My dad’s social worker introduced us to our Local Authority Personalisation Lead. He talked to us about taking more control over my dad’s care through the use of a personal health budget. What he said, really appealed to us. It would enable my dad to regain some control over his life. My mum and I had already raised some concerns about his current care package such as the lack of flexibility in his care, the hours that it was provided and lack of suitable activities so a personal health budget sounded like music to our ears. My dad was also saying that he wanted to spend more time in his own home.
We were offered the chance to join a ‘support planning live programme’ which would enable us to review my dad’s support and develop a person-centred plan. This would highlight what was working and what wasn’t working in his current package. It would also establish what was important to him as a person and what was important for him to stay well. It was an opportunity to rethink everything and we jumped at the chance.

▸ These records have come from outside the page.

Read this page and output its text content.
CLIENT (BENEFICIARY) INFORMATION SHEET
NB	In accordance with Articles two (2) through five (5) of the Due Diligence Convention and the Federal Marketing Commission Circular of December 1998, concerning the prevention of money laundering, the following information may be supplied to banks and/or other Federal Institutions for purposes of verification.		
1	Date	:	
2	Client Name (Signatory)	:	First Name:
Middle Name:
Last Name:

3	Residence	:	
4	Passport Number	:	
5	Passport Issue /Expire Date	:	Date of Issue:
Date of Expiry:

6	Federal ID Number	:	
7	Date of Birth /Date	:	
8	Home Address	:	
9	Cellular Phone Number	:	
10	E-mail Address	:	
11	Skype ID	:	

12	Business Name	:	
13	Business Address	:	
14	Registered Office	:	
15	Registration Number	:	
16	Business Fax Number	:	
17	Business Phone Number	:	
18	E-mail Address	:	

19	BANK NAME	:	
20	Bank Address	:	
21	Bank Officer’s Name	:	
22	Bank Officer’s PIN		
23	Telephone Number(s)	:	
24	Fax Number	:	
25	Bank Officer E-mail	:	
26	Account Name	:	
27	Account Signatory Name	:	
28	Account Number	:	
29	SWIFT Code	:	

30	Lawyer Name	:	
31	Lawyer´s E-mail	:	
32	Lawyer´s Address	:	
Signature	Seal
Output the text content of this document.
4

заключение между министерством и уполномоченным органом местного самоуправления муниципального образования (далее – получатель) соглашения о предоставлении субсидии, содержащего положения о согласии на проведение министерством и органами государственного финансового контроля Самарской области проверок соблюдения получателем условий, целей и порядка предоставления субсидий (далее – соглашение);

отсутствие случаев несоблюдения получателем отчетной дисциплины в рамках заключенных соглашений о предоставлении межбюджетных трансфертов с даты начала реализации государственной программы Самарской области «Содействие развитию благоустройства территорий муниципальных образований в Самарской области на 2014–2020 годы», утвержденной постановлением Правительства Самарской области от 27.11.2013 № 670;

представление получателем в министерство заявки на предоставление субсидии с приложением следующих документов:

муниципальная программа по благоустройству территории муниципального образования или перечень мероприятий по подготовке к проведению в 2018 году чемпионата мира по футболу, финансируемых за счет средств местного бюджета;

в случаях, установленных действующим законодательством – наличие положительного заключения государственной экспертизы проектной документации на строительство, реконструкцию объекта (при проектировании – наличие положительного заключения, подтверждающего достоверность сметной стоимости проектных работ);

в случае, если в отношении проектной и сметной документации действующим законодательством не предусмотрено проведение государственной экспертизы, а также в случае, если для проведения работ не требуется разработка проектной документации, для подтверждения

My mum and I attended four one-day sessions. In each session, we discussed in depth, what my dad wanted in his life, what eased his anxieties, who was important to him, how he liked to spend his time, and ultimately what it was that he needed in order to feel safe and secure. We were introduced to someone who’d been through a similar process and had fought for a better life for her son. She offered us her support and the benefit of her experience and together we developed a great plan.

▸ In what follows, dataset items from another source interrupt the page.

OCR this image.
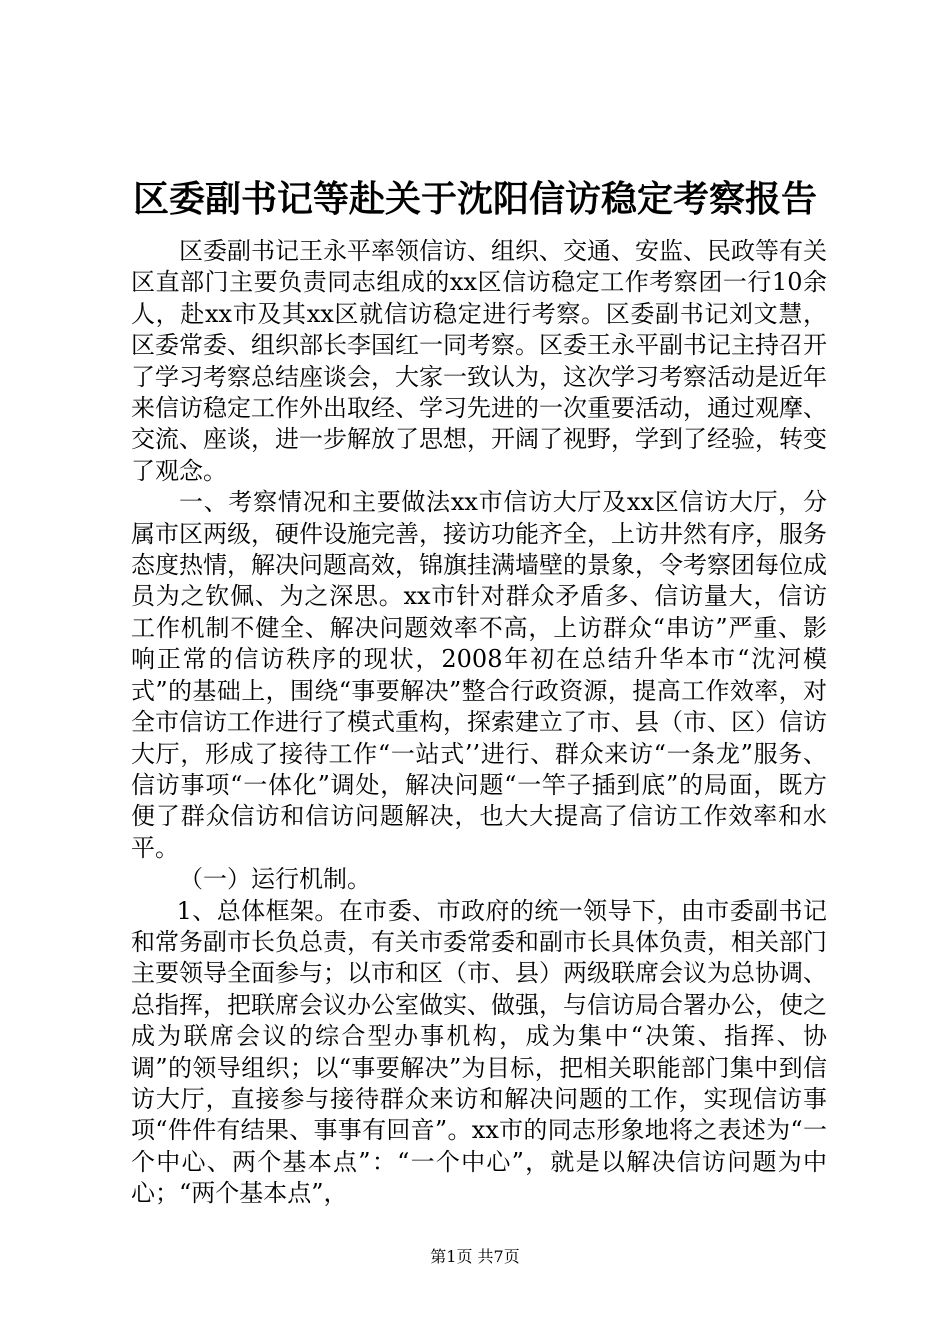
区委副书记等赴关于沈阳信访稳定考察报告

区委副书记王永平率领信访、组织、交通、安监、民政等有关区直部门主要负责同志组成的xx区信访稳定工作考察团一行10余人，赴xx市及其xx区就信访稳定进行考察。区委副书记刘文慧，区委常委、组织部长李国红一同考察。区委王永平副书记主持召开了学习考察总结座谈会，大家一致认为，这次学习考察活动是近年来信访稳定工作外出取经、学习先进的一次重要活动，通过观摩、交流、座谈，进一步解放了思想，开阔了视野，学到了经验，转变了观念。

一、考察情况和主要做法xx市信访大厅及xx区信访大厅，分属市区两级，硬件设施完善，接访功能齐全，上访井然有序，服务态度热情，解决问题高效，锦旗挂满墙壁的景象，令考察团每位成员为之钦佩、为之深思。xx市针对群众矛盾多、信访量大，信访工作机制不健全、解决问题效率不高，上访群众“串访”严重、影响正常的信访秩序的现状，2008年初在总结升华本市“沈河模式”的基础上，围绕“事要解决”整合行政资源，提高工作效率，对全市信访工作进行了模式重构，探索建立了市、县（市、区）信访大厅，形成了接待工作“一站式’’进行、群众来访“一条龙”服务、信访事项“一体化”调处，解决问题“一竿子插到底”的局面，既方便了群众信访和信访问题解决，也大大提高了信访工作效率和水平。

（一）运行机制。

1、总体框架。在市委、市政府的统一领导下，由市委副书记和常务副市长负总责，有关市委常委和副市长具体负责，相关部门主要领导全面参与；以市和区（市、县）两级联席会议为总协调、总指挥，把联席会议办公室做实、做强，与信访局合署办公，使之成为联席会议的综合型办事机构，成为集中“决策、指挥、协调”的领导组织；以“事要解决”为目标，把相关职能部门集中到信访大厅，直接参与接待群众来访和解决问题的工作，实现信访事项“件件有结果、事事有回音”。xx市的同志形象地将之表述为“一个中心、两个基本点”：“一个中心”，就是以解决信访问题为中心；“两个基本点”，

第1页 共7页
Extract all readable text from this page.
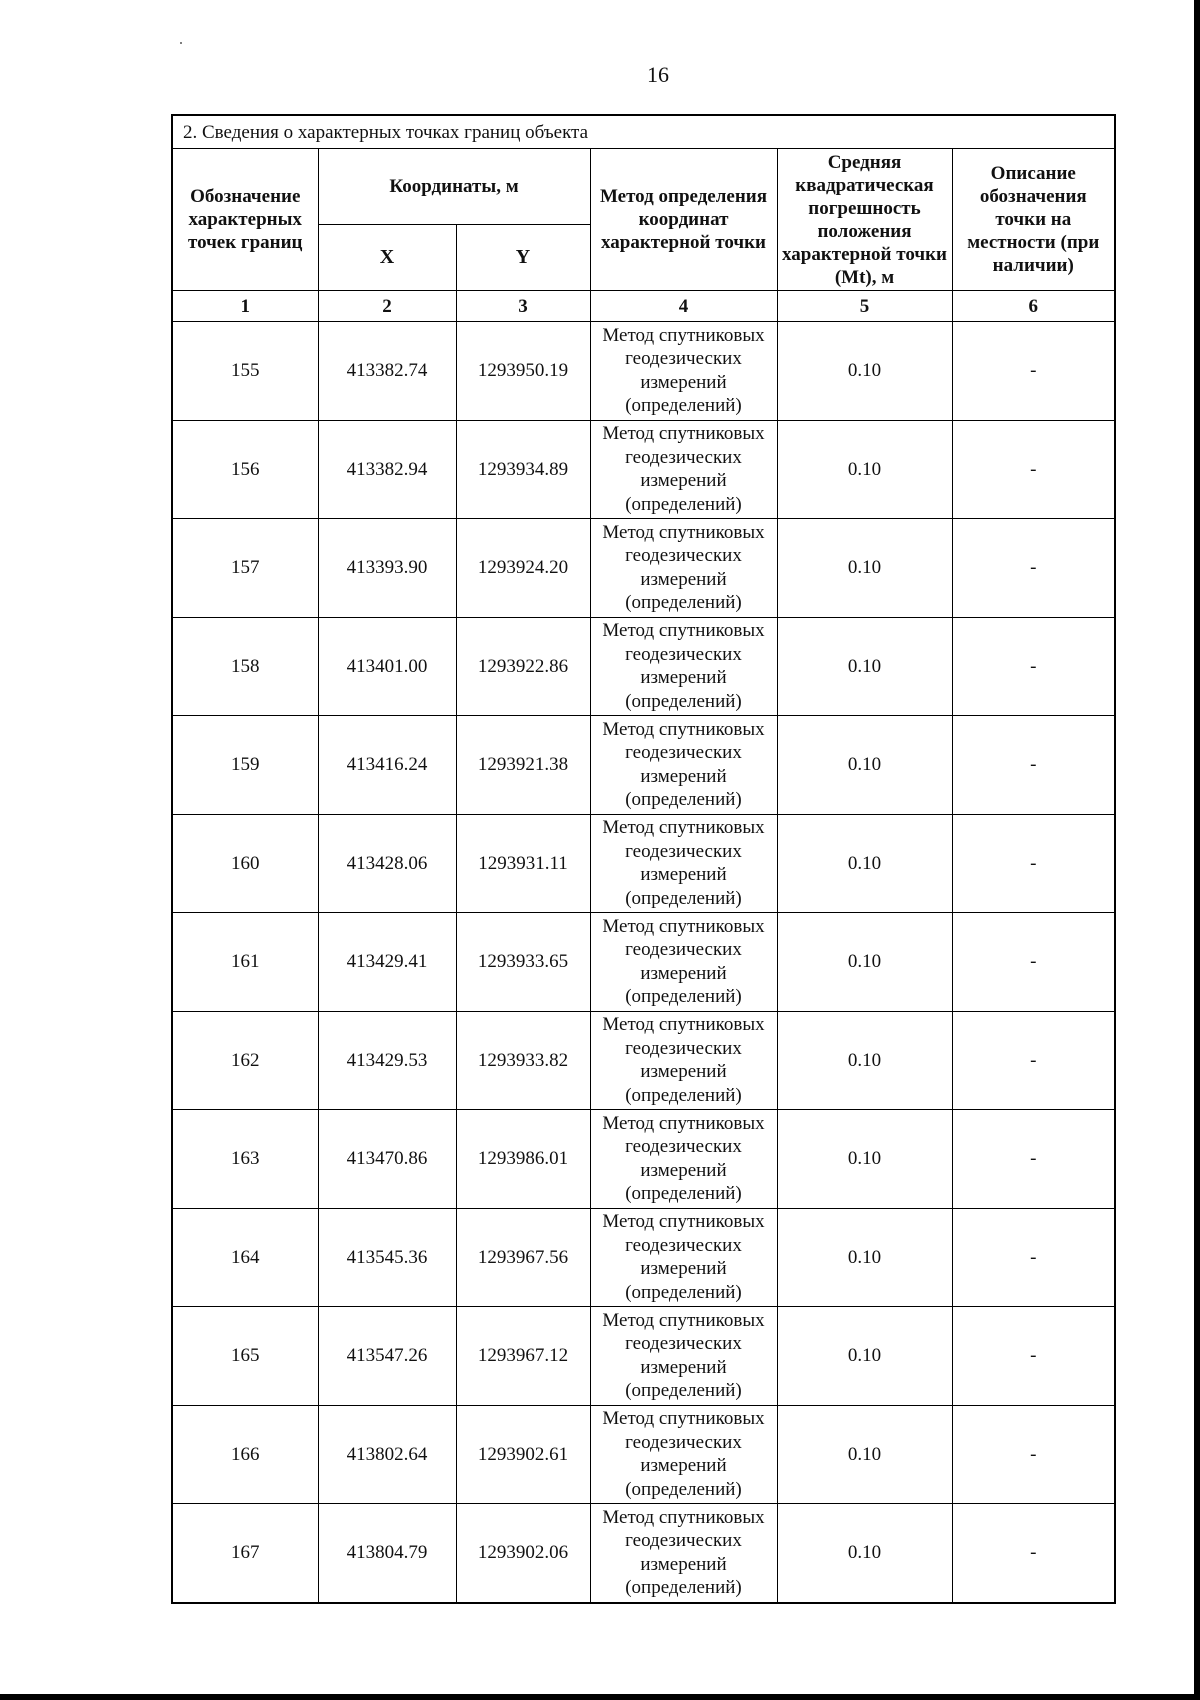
16
2. Сведения о характерных точках границ объекта					
Обозначение характерных точек границ	Координаты, м		Метод определения координат характерной точки	Средняя квадратическая погрешность положения характерной точки (Mt), м	Описание обозначения точки на местности (при наличии)
	X	Y			
1	2	3	4	5	6
155	413382.74	1293950.19	Метод спутниковых
геодезических
измерений
(определений)	0.10	-
156	413382.94	1293934.89	Метод спутниковых
геодезических
измерений
(определений)	0.10	-
157	413393.90	1293924.20	Метод спутниковых
геодезических
измерений
(определений)	0.10	-
158	413401.00	1293922.86	Метод спутниковых
геодезических
измерений
(определений)	0.10	-
159	413416.24	1293921.38	Метод спутниковых
геодезических
измерений
(определений)	0.10	-
160	413428.06	1293931.11	Метод спутниковых
геодезических
измерений
(определений)	0.10	-
161	413429.41	1293933.65	Метод спутниковых
геодезических
измерений
(определений)	0.10	-
162	413429.53	1293933.82	Метод спутниковых
геодезических
измерений
(определений)	0.10	-
163	413470.86	1293986.01	Метод спутниковых
геодезических
измерений
(определений)	0.10	-
164	413545.36	1293967.56	Метод спутниковых
геодезических
измерений
(определений)	0.10	-
165	413547.26	1293967.12	Метод спутниковых
геодезических
измерений
(определений)	0.10	-
166	413802.64	1293902.61	Метод спутниковых
геодезических
измерений
(определений)	0.10	-
167	413804.79	1293902.06	Метод спутниковых
геодезических
измерений
(определений)	0.10	-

We felt confident to move things forward. What we needed now was to identify the best way for us to hold and manage my dad’s personal health budget because we don’t live in a personal health budget pilot area with direct payment powers. We were introduced to the Chairman of Ribble Valley Crossroads who said he could help. Acting as a third party for a personal health budget was something Ribble Valley Crossroads hadn’t done before, so we sat down and talked things through. There were questions that needed to be answered to feel comfortable with each other because we knew that a good working relationship would be really important. I immediately felt at ease; it was important to us as a family that we maintained as much control as possible over my dad’s personal health budget and to advocate HIS choices. Ribble Valley Crossroads were clear that it should be that way; we could choose our own staff and set rates of pay to ensure that the care plan was sustainable. They also shared our vision for a better life for my dad; we were a match!!
By December of 2009, my dad had a personal health budget so it was time to implement the support plan. We had chosen several ‘outcomes’ :

  • more consistent support
  • more flexible hours
  • more choice over how he spent his days which included Blackburn Rovers home games
  • less hours at the ‘day centre’
  • more time at home

Three years on, we employ four members of staff who have all worked for us for at least two years. My dad no longer attends the daycentre and spends more time at home. He enjoys doing things that HE chooses, more often, like feeding the ducks, going for walks, listening to music and going to football matches. He uses his personal health budget to rent a flat so that he can enjoy some peace and quiet watching the TV programmes of his choice with a single personal assistant who understands his needs and wishes…and much, much more!

When we first decided to bring my dad home from hospital in 2008, we were told by health professionals that we wouldn’t be able to cope, he’d be back in hospital and then in a care home within six weeks. Three and a half years later, and my dad still lives at home, supported by those he loves and that love him. It is because of this love, and my dad’s personal health budget, that all this is still possible.